3) Guy Bechtel, citato: «Il riformatore credeva veramente al diavolo. L’aveva incontrato spesso e di persona. Lo vide, ad esempio, sotto forma di grosso cane nero. Si battè con lui a corpo a corpo. Il suo universo era pieno di Satana, che egli vedeva dappertutto dietro le azioni umane, e anche nelle malattie, nei furori dell’atmosfera, nelle diverse calamità. In ciò Lutero fece del male alle streghe…comunicando la sua paura del diavolo a centinaia di migliaia di lettori» (pagina 353).
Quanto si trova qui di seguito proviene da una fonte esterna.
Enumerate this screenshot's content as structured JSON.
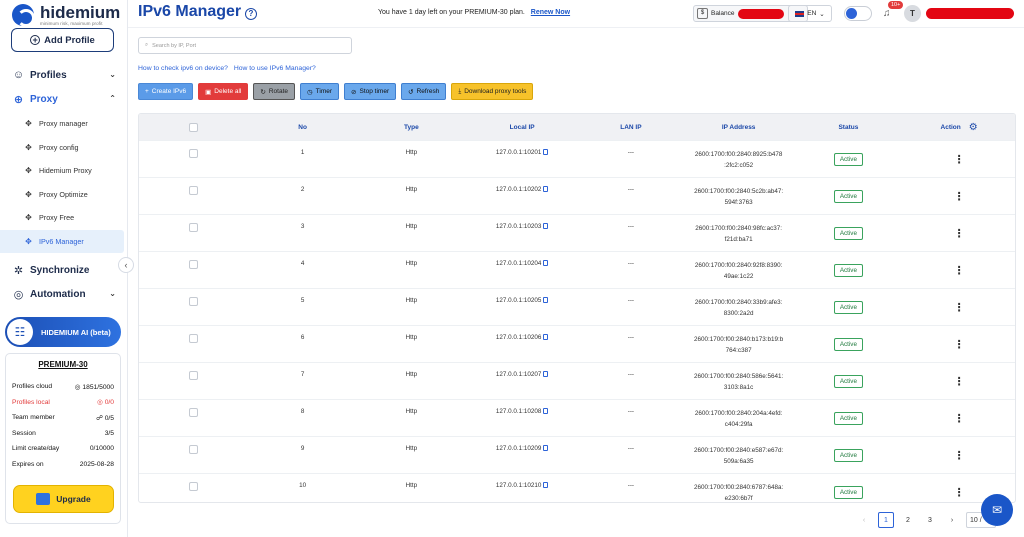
{
  "brand": {
    "name": "hidemium",
    "tagline": "minimum risk, maximum profit"
  },
  "sidebar": {
    "add_profile": "Add Profile",
    "nav": [
      {
        "label": "Profiles",
        "icon": "user-circle-icon"
      },
      {
        "label": "Proxy",
        "icon": "globe-icon"
      }
    ],
    "proxy_items": [
      {
        "label": "Proxy manager"
      },
      {
        "label": "Proxy config"
      },
      {
        "label": "Hidemium Proxy"
      },
      {
        "label": "Proxy Optimize"
      },
      {
        "label": "Proxy Free"
      },
      {
        "label": "IPv6 Manager"
      }
    ],
    "nav_bottom": [
      {
        "label": "Synchronize"
      },
      {
        "label": "Automation"
      }
    ],
    "ai_label": "HIDEMIUM AI (beta)",
    "plan": {
      "title": "PREMIUM-30",
      "rows": [
        {
          "label": "Profiles cloud",
          "value": "1851/5000"
        },
        {
          "label": "Profiles local",
          "value": "0/0"
        },
        {
          "label": "Team member",
          "value": "0/5"
        },
        {
          "label": "Session",
          "value": "3/5"
        },
        {
          "label": "Limit create/day",
          "value": "0/10000"
        },
        {
          "label": "Expires on",
          "value": "2025-08-28"
        }
      ],
      "upgrade": "Upgrade"
    }
  },
  "header": {
    "title": "IPv6 Manager",
    "notice": "You have 1 day left on your PREMIUM-30 plan.",
    "renew": "Renew Now",
    "balance_label": "Balance",
    "lang": "EN",
    "notif_count": "10+",
    "avatar_letter": "T"
  },
  "toolbar": {
    "search_placeholder": "Search by IP, Port",
    "link_check": "How to check ipv6 on device?",
    "link_use": "How to use IPv6 Manager?",
    "buttons": [
      "Create IPv6",
      "Delete all",
      "Rotate",
      "Timer",
      "Stop timer",
      "Refresh",
      "Download proxy tools"
    ]
  },
  "table": {
    "headers": [
      "No",
      "Type",
      "Local IP",
      "LAN IP",
      "IP Address",
      "Status",
      "Action"
    ],
    "rows": [
      {
        "no": "1",
        "type": "Http",
        "local": "127.0.0.1:10201",
        "lan": "---",
        "ip1": "2600:1700:f00:2840:8925:b478",
        "ip2": ":2fc2:c052",
        "status": "Active"
      },
      {
        "no": "2",
        "type": "Http",
        "local": "127.0.0.1:10202",
        "lan": "---",
        "ip1": "2600:1700:f00:2840:5c2b:ab47:",
        "ip2": "594f:3763",
        "status": "Active"
      },
      {
        "no": "3",
        "type": "Http",
        "local": "127.0.0.1:10203",
        "lan": "---",
        "ip1": "2600:1700:f00:2840:98fc:ac37:",
        "ip2": "f21d:ba71",
        "status": "Active"
      },
      {
        "no": "4",
        "type": "Http",
        "local": "127.0.0.1:10204",
        "lan": "---",
        "ip1": "2600:1700:f00:2840:92f8:8390:",
        "ip2": "49ae:1c22",
        "status": "Active"
      },
      {
        "no": "5",
        "type": "Http",
        "local": "127.0.0.1:10205",
        "lan": "---",
        "ip1": "2600:1700:f00:2840:33b9:afe3:",
        "ip2": "8300:2a2d",
        "status": "Active"
      },
      {
        "no": "6",
        "type": "Http",
        "local": "127.0.0.1:10206",
        "lan": "---",
        "ip1": "2600:1700:f00:2840:b173:b19:b",
        "ip2": "764:c387",
        "status": "Active"
      },
      {
        "no": "7",
        "type": "Http",
        "local": "127.0.0.1:10207",
        "lan": "---",
        "ip1": "2600:1700:f00:2840:586e:5641:",
        "ip2": "3103:8a1c",
        "status": "Active"
      },
      {
        "no": "8",
        "type": "Http",
        "local": "127.0.0.1:10208",
        "lan": "---",
        "ip1": "2600:1700:f00:2840:204a:4efd:",
        "ip2": "c404:29fa",
        "status": "Active"
      },
      {
        "no": "9",
        "type": "Http",
        "local": "127.0.0.1:10209",
        "lan": "---",
        "ip1": "2600:1700:f00:2840:e587:e67d:",
        "ip2": "509a:6a35",
        "status": "Active"
      },
      {
        "no": "10",
        "type": "Http",
        "local": "127.0.0.1:10210",
        "lan": "---",
        "ip1": "2600:1700:f00:2840:6787:648a:",
        "ip2": "e230:6b7f",
        "status": "Active"
      }
    ]
  },
  "pagination": {
    "pages": [
      "1",
      "2",
      "3"
    ],
    "page_size": "10 /"
  }
}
4) Anzi i saggi sono due, uno del 1924 e uno del 1948 (riuniti in «Saggi», Thomas Mann, Mondatori, 1980). In essi, Mann partecipa alla scalata autodistruttiva di Nietzsche, alle sue esaltazioni e alla sua caduta, con la stessa simpatia dolorosa con cui Serenus assiste e rivive l’ascesa e il crollo di Adrian. Che Nietzsche sia la radice del nazismo aborrito lo sa, ma «non posso essere ostile a Nietzsche perché mi ha guastato i miei tedeschi. Se sono stati così idioti, da cadere preda della sua demonicità, è faccenda che riguarda loro soltanto, e se non possono sopportare i loro grandi uomini, non devono crearne più nessuno». Mann dunque condanna il popolo intero, pur di salvare Nietzsche. L ’essere un genio gli dà il diritto all’irresponsabilità. Davanti all’«infantile sadismo» con cui Federico proclama l’avvento della belva bionda, «la nostra anima si torce dalla pena», ma non condanna. Il suo errore, spiega virtuosamente Mann, sta nell’esaltare il contrasto tra la vita e la morale, mentre la vera incompatibilità si deve istituire tra etica ed estetica. Ma così Mann si confessa ancora ambiguamente figlio della Germania che aborre: per lui l’etica non può essere bella, e il Nazismo fu, radicalmente, l’estetizzazione della violenza politica. Il sogno di attuare nel cuore del Male una civiltà corrusca, di organizzare l’inferno come Ordine (nero e bellissimo).
5) Mazzino Montinari, «Che cosa ha veramente detto Nietzsche», Ubaldini, 1975, riferisce questo appunto a pagina 57. Mazzino (si noti il nome: famiglia mazziniana, azionista) Montinari è stato, con Giorgio Colli, il recuperatore di Nietzsche alla «nuova sinistra» per la casa Adelphi. E’ lui a ravvisare in Federico il massimo esponente della «magnanimità dell’errore contemporaneo: ‘dire sì’ a una realtà presupposta insensata, pura forza o male».
6) H. Rauschning, «Hitler ma dit«, edizioni Coopération, Parigi, 1939. Citato in «La Gnosi Nazista», di Cunha Alvarenga.